Ceux qui n’ont à compter que leurs feinctes douleurs,
L’emmielle, le venin du quel ilz empoisonnent,
Que le mal contrefaict qu’eux mesmes ilz se donnent,
Pour chatoüiller leurs sens de mignardes rigueurs,

Si ces adeloizis eussent fondé leurs pleurs
Sur les justes courroux qui mon ame environnent,
Les souspirs inconstans qui de leur sein frissonnent
Ne seroyent feincts, non plus que feinctes leurs douleurs.

Mais quoy ! de mesmes pleurs leur triste face est teincte
Et mesmes signes ont l’amour vray, & la feincte.
Que ne puis-je arracher, monstrer mon cœur au jour ?
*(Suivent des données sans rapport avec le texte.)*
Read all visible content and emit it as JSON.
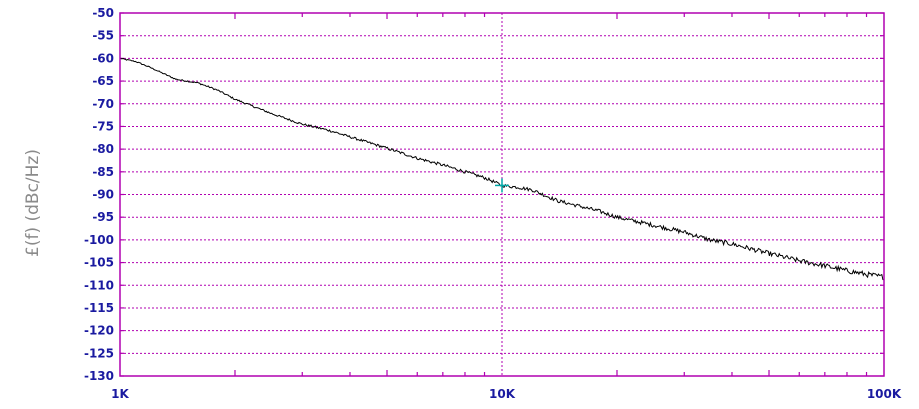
{
  "chart_data": {
    "type": "line",
    "title": "",
    "xlabel": "",
    "ylabel": "£(f) (dBc/Hz)",
    "x_scale": "log",
    "xlim": [
      1000,
      100000
    ],
    "ylim": [
      -130,
      -50
    ],
    "x_ticks": [
      {
        "value": 1000,
        "label": "1K"
      },
      {
        "value": 10000,
        "label": "10K"
      },
      {
        "value": 100000,
        "label": "100K"
      }
    ],
    "y_ticks": [
      {
        "value": -50,
        "label": "-50"
      },
      {
        "value": -55,
        "label": "-55"
      },
      {
        "value": -60,
        "label": "-60"
      },
      {
        "value": -65,
        "label": "-65"
      },
      {
        "value": -70,
        "label": "-70"
      },
      {
        "value": -75,
        "label": "-75"
      },
      {
        "value": -80,
        "label": "-80"
      },
      {
        "value": -85,
        "label": "-85"
      },
      {
        "value": -90,
        "label": "-90"
      },
      {
        "value": -95,
        "label": "-95"
      },
      {
        "value": -100,
        "label": "-100"
      },
      {
        "value": -105,
        "label": "-105"
      },
      {
        "value": -110,
        "label": "-110"
      },
      {
        "value": -115,
        "label": "-115"
      },
      {
        "value": -120,
        "label": "-120"
      },
      {
        "value": -125,
        "label": "-125"
      },
      {
        "value": -130,
        "label": "-130"
      }
    ],
    "grid": true,
    "colors": {
      "frame": "#b000b0",
      "grid": "#b000b0",
      "tick_labels": "#1a1aa0",
      "axis_title": "#8a8a8a",
      "trace": "#000000",
      "marker": "#00a8a8"
    },
    "series": [
      {
        "x": [
          1000,
          1100,
          1200,
          1400,
          1600,
          1800,
          2000,
          2500,
          3000,
          3500,
          4000,
          5000,
          6000,
          7000,
          8000,
          9000,
          10000,
          11000,
          12000,
          14000,
          16000,
          18000,
          20000,
          25000,
          30000,
          35000,
          40000,
          50000,
          60000,
          70000,
          80000,
          90000,
          100000
        ],
        "y": [
          -60,
          -60.7,
          -62,
          -64.6,
          -65.4,
          -67,
          -69,
          -72.2,
          -74.5,
          -75.8,
          -77.3,
          -79.8,
          -82,
          -83.5,
          -85,
          -86.3,
          -88,
          -88.4,
          -89,
          -91.4,
          -92.6,
          -93.7,
          -95,
          -96.8,
          -98.3,
          -100,
          -100.9,
          -103,
          -104.6,
          -105.7,
          -106.8,
          -107.6,
          -108.2
        ]
      }
    ],
    "marker": {
      "x": 10000,
      "y": -88,
      "shape": "cross"
    }
  }
}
Que ne fit Jupiter au sein une ouverture ?
Las ! faut-il que le temps prouve ce que j’endure,
Et que le pis d’aimer soit la preuve d’amour ?


LV.

J’estoy au grand chemin qui meine les amantz
Au jardin de Cipris cueillir la jouissance
Des fruictz à demi meurs, d’aigreur, d’impatience,
Et usoy’ en ce trac mon espoir & mes ans.

Ce chemin est fascheux, plein de sables mouvantz,
D’espines, de rochers, & la tendrette enfance,
D’un million de fleurs qu’un pré mignard ageance
Montre à gauche un sentier qui pippe les passantz.

Je laisse pour l’aisé, le fascheux & l’utile,
Je pren’ le mal trompeur pour le bien difficile,
Mais plus je vay’ avant, je m’engage tousjours

Emprisonné des eaux, des fossez & des hayes,
Là j’apprins pour l’espoir à devorer les playes
Et qu’en beuvant l’amer on mérite le doux.